Monday, January 16, 2006

excerpt from, single and fabulous?

(unearthed from the archives of My So Called---Angst)

i have always been known as the person who never misses out on things. whether they be social gatherings, latest trends or for this matter... romance. but if there's one true thing that i know about myself, it's that i'm not exactly the person other people think that i am. i could be missing out on some of life's coolest events and i wouldn't know it myself.

now... let's discuss romance. have i been missing out? or have i just not found the right guy? not THE right guy. just, RIGHT now anyway. but, seriously... i'm in a major slump here. and if it weren't for my mind blowing sexual episode with my fuck buddy a couple of nights ago, then i'd be a major loser! i'm saying loser, in the context of me supposed to be not being a loser. in all honesty... i haven't had a steady boyfriend in all my life. it's always been me chasing after someone, or playing hide and seek, or just getting laid... but it's all either daunting or empty... i mean, the sex is great and all, but i'm looking for somethin' greater than that. and i may have a potential candidate in one kid, (no! not who you're thinking!) but with the way we got started, makes me think twice about his real standing.

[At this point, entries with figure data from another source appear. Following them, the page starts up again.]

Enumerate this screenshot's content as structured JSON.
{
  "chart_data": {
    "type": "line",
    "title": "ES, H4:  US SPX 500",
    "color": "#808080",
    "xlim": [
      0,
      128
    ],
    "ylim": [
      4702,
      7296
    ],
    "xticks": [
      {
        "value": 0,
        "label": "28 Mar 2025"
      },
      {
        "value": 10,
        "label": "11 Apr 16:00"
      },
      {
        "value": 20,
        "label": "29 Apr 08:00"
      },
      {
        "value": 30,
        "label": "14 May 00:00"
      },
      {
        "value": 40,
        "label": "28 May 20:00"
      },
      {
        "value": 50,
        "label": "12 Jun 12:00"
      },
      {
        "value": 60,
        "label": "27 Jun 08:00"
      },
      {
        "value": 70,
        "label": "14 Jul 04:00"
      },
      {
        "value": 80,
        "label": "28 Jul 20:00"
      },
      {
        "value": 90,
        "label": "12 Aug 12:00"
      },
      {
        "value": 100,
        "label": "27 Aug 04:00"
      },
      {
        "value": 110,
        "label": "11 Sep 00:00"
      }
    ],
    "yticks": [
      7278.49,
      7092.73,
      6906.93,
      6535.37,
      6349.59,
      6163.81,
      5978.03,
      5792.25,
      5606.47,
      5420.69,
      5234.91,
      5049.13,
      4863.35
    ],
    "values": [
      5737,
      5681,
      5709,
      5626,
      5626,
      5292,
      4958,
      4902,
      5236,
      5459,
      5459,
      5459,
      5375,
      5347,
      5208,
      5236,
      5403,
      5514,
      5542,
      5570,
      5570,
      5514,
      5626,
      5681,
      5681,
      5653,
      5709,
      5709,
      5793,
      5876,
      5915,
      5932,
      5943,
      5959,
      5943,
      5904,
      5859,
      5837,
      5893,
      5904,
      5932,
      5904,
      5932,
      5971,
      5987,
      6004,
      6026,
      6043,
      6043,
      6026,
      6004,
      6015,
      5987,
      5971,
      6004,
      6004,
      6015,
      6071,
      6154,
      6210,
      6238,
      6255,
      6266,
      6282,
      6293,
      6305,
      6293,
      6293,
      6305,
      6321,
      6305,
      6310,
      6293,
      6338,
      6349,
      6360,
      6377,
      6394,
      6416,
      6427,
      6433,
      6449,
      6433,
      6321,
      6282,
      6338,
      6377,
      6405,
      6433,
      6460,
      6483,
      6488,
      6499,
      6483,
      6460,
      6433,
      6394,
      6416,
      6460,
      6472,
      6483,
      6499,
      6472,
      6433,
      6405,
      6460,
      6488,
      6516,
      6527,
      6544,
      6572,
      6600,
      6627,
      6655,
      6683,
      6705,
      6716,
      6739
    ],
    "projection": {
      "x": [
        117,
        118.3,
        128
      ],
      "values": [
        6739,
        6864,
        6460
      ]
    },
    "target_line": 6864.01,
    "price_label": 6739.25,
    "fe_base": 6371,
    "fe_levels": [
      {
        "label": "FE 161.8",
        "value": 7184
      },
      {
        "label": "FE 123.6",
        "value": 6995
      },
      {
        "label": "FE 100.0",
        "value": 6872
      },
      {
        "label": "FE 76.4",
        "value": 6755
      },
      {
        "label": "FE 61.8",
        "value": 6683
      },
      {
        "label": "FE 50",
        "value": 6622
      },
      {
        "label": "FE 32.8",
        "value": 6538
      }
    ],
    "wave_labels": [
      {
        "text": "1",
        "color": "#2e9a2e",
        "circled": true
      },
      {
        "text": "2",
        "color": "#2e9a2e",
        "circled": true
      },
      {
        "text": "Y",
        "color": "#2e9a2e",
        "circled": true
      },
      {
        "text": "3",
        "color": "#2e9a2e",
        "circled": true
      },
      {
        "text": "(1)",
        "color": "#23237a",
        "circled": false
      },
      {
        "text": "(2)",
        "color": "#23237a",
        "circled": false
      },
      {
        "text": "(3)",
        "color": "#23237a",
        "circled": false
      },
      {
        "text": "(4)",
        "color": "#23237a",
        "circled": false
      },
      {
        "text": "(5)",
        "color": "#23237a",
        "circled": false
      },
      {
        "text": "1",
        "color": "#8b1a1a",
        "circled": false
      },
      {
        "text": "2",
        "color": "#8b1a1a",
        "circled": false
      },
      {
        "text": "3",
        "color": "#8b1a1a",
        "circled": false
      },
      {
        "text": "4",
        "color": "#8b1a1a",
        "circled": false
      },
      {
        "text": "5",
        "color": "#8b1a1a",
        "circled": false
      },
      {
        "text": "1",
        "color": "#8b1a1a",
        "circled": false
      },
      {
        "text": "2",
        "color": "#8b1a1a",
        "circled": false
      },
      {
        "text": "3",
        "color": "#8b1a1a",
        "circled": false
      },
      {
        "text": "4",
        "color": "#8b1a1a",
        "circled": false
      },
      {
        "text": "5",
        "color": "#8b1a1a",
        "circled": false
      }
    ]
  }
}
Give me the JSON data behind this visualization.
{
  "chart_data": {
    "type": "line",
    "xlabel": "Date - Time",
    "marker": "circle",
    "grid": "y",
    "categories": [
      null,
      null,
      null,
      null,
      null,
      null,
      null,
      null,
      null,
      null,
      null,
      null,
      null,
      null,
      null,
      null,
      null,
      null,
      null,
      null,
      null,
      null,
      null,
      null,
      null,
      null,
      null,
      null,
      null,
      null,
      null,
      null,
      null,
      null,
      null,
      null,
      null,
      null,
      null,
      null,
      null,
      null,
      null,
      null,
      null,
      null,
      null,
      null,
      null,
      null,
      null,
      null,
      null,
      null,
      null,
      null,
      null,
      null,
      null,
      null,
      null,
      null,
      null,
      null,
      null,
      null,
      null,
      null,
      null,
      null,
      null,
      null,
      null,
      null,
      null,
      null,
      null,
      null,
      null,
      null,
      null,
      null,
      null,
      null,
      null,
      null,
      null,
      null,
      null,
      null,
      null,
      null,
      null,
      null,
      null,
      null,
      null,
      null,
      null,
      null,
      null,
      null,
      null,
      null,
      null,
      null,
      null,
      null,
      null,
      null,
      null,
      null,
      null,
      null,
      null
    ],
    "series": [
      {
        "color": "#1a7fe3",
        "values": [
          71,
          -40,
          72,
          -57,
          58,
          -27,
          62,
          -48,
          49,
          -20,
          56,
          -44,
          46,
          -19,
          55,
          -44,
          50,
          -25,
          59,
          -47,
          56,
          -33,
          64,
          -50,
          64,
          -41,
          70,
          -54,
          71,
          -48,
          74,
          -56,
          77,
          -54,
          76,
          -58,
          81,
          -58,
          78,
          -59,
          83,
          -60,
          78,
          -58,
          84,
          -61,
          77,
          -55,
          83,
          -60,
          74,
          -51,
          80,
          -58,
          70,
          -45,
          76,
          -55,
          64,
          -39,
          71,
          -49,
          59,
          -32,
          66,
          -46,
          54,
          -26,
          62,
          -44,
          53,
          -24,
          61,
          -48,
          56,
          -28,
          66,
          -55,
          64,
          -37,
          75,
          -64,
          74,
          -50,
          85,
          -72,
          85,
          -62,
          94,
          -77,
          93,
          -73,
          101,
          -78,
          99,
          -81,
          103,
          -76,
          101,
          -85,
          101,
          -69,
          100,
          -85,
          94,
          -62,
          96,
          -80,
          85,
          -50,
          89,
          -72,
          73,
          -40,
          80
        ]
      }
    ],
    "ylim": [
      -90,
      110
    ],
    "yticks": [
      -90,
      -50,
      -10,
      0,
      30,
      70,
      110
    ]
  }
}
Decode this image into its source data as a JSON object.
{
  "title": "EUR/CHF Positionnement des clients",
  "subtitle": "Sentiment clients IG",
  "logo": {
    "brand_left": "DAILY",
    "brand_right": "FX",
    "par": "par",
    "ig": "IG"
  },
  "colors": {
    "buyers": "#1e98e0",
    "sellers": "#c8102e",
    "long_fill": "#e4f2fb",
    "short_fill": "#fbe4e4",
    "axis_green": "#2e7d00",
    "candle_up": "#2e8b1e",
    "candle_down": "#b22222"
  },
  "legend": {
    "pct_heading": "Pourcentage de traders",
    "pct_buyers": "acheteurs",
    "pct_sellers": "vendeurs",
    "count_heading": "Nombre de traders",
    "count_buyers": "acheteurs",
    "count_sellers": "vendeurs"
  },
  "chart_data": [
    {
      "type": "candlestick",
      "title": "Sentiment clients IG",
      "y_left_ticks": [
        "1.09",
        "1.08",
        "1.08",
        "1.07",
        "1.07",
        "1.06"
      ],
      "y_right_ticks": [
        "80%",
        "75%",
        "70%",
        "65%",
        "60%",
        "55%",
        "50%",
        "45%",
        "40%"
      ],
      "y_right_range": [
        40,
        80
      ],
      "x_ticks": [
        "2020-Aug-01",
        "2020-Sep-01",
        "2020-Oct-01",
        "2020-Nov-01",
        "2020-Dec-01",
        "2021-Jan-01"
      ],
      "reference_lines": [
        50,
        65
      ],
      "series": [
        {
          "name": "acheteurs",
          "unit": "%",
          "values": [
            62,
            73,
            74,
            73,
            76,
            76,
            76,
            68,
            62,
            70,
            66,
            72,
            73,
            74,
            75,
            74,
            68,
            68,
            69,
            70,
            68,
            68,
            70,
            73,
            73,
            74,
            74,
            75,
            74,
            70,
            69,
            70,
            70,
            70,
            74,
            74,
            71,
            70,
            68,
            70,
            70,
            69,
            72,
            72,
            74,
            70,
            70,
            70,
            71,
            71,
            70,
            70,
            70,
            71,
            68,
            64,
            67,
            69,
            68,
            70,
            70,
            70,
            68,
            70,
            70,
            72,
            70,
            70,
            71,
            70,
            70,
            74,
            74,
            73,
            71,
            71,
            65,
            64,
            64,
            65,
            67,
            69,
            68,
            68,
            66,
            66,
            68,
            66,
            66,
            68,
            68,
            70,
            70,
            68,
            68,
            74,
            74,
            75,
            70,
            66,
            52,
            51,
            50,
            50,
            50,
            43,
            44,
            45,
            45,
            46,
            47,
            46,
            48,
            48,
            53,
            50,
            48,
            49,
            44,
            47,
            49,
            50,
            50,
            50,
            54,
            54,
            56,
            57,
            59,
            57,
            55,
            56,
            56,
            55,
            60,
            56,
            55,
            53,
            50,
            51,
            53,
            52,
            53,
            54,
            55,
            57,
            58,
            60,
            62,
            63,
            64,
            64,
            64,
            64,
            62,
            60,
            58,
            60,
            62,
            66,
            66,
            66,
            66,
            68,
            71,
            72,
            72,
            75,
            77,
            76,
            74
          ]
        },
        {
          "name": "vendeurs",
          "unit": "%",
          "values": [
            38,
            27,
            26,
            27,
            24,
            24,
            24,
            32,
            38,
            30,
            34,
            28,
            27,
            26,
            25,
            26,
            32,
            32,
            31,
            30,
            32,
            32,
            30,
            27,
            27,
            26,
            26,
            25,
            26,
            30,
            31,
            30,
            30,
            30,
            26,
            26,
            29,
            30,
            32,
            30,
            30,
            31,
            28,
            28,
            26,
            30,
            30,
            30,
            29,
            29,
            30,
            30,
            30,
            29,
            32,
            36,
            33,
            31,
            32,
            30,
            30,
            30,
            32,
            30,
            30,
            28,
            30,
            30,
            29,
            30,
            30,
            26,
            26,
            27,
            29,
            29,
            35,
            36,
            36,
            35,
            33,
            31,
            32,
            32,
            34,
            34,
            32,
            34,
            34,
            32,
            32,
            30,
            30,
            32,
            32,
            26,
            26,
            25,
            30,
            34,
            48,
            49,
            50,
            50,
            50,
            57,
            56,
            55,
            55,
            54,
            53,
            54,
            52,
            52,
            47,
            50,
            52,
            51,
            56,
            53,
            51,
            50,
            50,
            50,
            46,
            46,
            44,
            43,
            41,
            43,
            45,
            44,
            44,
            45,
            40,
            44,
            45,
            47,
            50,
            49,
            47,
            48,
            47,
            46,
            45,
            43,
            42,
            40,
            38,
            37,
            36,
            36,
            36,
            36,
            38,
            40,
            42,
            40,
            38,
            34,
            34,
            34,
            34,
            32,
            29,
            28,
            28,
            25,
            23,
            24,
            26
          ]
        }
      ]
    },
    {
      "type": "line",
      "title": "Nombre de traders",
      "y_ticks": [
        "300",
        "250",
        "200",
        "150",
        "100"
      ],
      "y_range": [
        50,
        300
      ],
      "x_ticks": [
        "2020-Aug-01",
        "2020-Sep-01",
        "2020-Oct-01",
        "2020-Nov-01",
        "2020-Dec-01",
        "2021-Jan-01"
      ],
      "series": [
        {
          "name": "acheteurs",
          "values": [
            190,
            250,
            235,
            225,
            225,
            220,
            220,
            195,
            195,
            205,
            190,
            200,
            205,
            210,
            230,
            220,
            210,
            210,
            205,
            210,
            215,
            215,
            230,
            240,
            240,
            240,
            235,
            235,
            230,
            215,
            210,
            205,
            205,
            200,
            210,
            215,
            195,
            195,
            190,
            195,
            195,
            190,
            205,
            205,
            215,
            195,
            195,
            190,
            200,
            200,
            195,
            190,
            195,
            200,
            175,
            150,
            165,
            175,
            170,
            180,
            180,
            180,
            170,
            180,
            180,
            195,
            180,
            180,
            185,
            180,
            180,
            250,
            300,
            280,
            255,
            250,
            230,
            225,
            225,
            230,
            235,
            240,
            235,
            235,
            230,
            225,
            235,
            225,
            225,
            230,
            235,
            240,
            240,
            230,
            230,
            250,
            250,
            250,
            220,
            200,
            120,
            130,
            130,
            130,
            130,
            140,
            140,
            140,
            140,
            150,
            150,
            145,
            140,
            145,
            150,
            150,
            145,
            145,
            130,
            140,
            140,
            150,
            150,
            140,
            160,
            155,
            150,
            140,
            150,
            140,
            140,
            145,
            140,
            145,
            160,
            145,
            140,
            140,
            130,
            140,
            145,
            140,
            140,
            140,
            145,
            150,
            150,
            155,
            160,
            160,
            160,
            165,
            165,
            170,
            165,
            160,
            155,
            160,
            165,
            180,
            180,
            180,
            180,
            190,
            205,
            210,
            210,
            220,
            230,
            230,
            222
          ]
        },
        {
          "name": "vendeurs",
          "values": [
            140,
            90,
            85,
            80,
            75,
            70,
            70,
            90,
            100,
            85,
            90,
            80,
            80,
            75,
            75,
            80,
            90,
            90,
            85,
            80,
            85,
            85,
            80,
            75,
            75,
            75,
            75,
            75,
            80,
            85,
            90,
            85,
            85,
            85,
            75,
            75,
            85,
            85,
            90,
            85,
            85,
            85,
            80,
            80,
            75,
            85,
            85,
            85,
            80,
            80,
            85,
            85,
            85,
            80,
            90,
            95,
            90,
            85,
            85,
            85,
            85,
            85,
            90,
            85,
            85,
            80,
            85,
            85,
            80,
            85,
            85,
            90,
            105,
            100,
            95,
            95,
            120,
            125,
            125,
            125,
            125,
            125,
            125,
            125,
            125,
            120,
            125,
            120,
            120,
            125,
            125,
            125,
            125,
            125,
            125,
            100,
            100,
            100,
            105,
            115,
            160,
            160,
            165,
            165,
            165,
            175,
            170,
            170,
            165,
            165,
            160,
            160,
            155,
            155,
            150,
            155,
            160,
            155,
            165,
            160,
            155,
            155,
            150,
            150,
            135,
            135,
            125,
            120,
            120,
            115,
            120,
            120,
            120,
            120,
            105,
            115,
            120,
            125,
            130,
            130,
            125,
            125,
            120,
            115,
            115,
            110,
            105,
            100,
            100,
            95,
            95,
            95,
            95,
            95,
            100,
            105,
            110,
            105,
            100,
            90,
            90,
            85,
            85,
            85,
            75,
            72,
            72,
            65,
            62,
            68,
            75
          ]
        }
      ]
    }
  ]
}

that's me... the guy who's not supposed to have missed out on anything... and this is me, the guy who's not exactly the guy who's not supposed to have missed out on anything. (try reading that last phrase again, it's a mouthful) i once told a friend that i'm still waiting for the right guy, but you and i both know better... it's a big fat lie. and now, i stand somewhere between single and fabulous, question mark... and single and fabulous, period. what if i'm just telling myself this? what if i'm not even fabulous? what if i am, just... single. period.